The Environmental Health Disease Prevention section of the Commonwealth Healthcare Corp. updated yesterday its guidance for restaurants, bars, businesses that are open to the public, and places of worship. These establishments will no longer be required to enforce contact tracing measures like maintaining records of temperature screenings and requiring customers to provide a point of contact for each party.
“Logbooks…have been something establishments were enforcing because they wanted to make sure their staff are safe. I don’t think we actually required that. We did it in the beginning before delta but as soon as delta came in, it was just too difficult,” said CHCC CEO Esther Muña.

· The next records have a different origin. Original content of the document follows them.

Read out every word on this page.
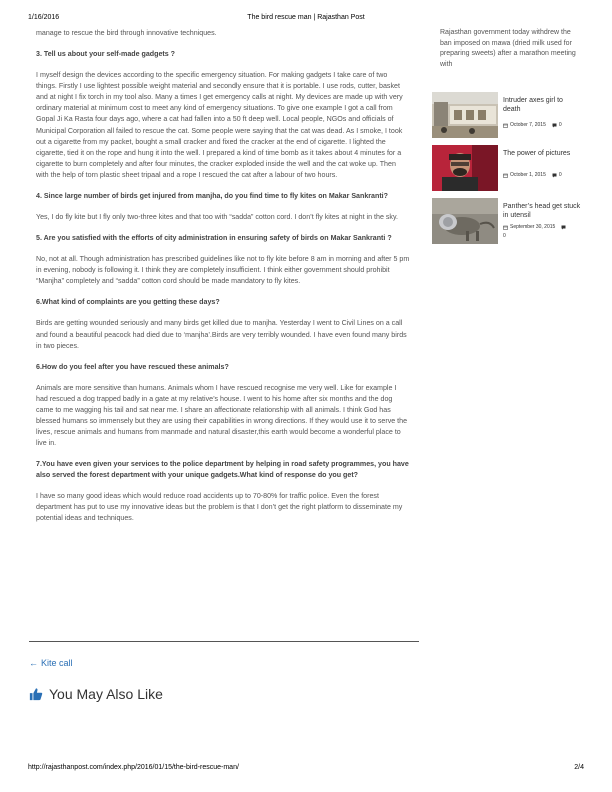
1/16/2016	The bird rescue man | Rajasthan Post

manage to rescue the bird through innovative techniques.

3. Tell us about your self-made gadgets ?

I myself design the devices according to the specific emergency situation. For making gadgets I take care of two things. Firstly I use lightest possible weight material and secondly ensure that it is portable. I use rods, cutter, basket and at night I fix torch in my tool also. Many a times I get emergency calls at night. My devices are made up with very ordinary material at minimum cost to meet any kind of emergency situations. To give one example I got a call from Gopal Ji Ka Rasta four days ago, where a cat had fallen into a 50 ft deep well. Local people, NGOs and officials of Municipal Corporation all failed to rescue the cat. Some people were saying that the cat was dead. As I smoke, I took out a cigarette from my packet, bought a small cracker and fixed the cracker at the end of cigarette. I lighted the cigarette, tied it on the rope and hung it into the well. I prepared a kind of time bomb as it takes about 4 minutes for a cigarette to burn completely and after four minutes, the cracker exploded inside the well and the cat woke up. Then with the help of torn plastic sheet tripaal and a rope I rescued the cat after a labour of two hours.

4. Since large number of birds get injured from manjha, do you find time to fly kites on Makar Sankranti?

Yes, I do fly kite but I fly only two-three kites and that too with “sadda” cotton cord. I don’t fly kites at night in the sky.

5. Are you satisfied with the efforts of city administration in ensuring safety of birds on Makar Sankranti ?

No, not at all. Though administration has prescribed guidelines like not to fly kite before 8 am in morning and after 5 pm in evening, nobody is following it. I think they are completely insufficient. I think either government should prohibit “Manjha” completely and “sadda” cotton cord should be made mandatory to fly kites.

6.What kind of complaints are you getting these days?

Birds are getting wounded seriously and many birds get killed due to manjha. Yesterday I went to Civil Lines on a call and found a beautiful peacock had died due to ‘manjha’.Birds are very terribly wounded. I have even found many birds in two pieces.

6.How do you feel after you have rescued these animals?

Animals are more sensitive than humans. Animals whom I have rescued recognise me very well. Like for example I had rescued a dog trapped badly in a gate at my relative’s house. I went to his home after six months and the dog came to me wagging his tail and sat near me. I share an affectionate relationship with all animals. I think God has blessed humans so immensely but they are using their capabilities in wrong directions. If they would use it to serve the lives, rescue animals and humans from manmade and natural disaster,this earth would become a wonderful place to live in.

7.You have even given your services to the police department by helping in road safety programmes, you have also served the forest department with your unique gadgets.What kind of response do you get?

I have so many good ideas which would reduce road accidents up to 70-80% for traffic police. Even the forest department has put to use my innovative ideas but the problem is that I don’t get the right platform to disseminate my potential ideas and techniques.

← Kite call
You May Also Like
Rajasthan government today withdrew the ban imposed on mawa (dried milk used for preparing sweets) after a marathon meeting with
Intruder axes girl to death
October 7, 2015	0
The power of pictures
October 1, 2015	0
Panther’s head get stuck in utensil
September 30, 2015
0
http://rajasthanpost.com/index.php/2016/01/15/the-bird-rescue-man/	2/4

As the COVID-19 pandemic evolves, so does the CNMI’s response, she said. In the beginning, the CNMI focused on contact tracing and protecting the borders. That strategy, she said, has worked out well for the CNMI as it gave the Commonwealth enough time to prepare and get its vaccination rates up. However, now that the delta and omicron variants of the COVID-19 virus have already made it past the CNMI’s borders, CHCC and the Governor’s COVID-19 Task Force believe the mission has shifted to saving lives and ensuring that the healthcare system is not overwhelmed by the back-to-back surge in COVID-19 cases.
“About contact tracing, we’re shifting away from that. Imagine getting over 200 cases per day. That’s a lot of people to do contact tracing and yet we’re not identifying people who actually really need treatment. That’s why we’re shifting our focus. We need to be mindful that we’re also here to save lives. It’s no longer about identifying the initial case and figuring out how did they get it. That’s not our primary mission now,” Muña said.
According to the new guidelines, temperature screening of all employees and patrons prior to entering the establishment for dine-in services may continue, but the recording of temperatures is no longer required.
Establishments must instead enforce hand washing, covering coughs and sneezes, and use of well-fitted face masks by employees when near other employees and customers.
They must also ensure adequate supplies to support healthy hand hygiene practices for both employees and customers.
Establishments are also required to provide physical guides such as tape on floors or sidewalks to ensure that customers remain at least 6 feet apart in queues or ask customers to wait in their cars or away from the establishment while waiting to pick up food.
In addition, signs must be posted on how to stop the spread of COVID-19, how to properly wash hands, provide notice that no one with symptoms will be permitted inside, and how to properly wear a face covering.
Businesses must post “one-way” flow signs for entrance and “one-way” flow signs for exit to maintain crowd control, clean and disinfect frequently touched surfaces, wash, rinse, and sanitize all surfaces which come in contact with food after each use.
Employers are responsible for sending employees with symptoms home.
Presetting tables must also be discontinued and condiments, utensils, and tableware must be removed from tables.
Restaurants/bars that offer dine-in services must ensure that patrons remain at least 6 feet apart and are encouraged to use outdoor seating whenever possible.
They must also offer self-service food or drinks, such as buffet style dining or beverage refill stations, with precautions in place like the use of disposable gloves and social distancing.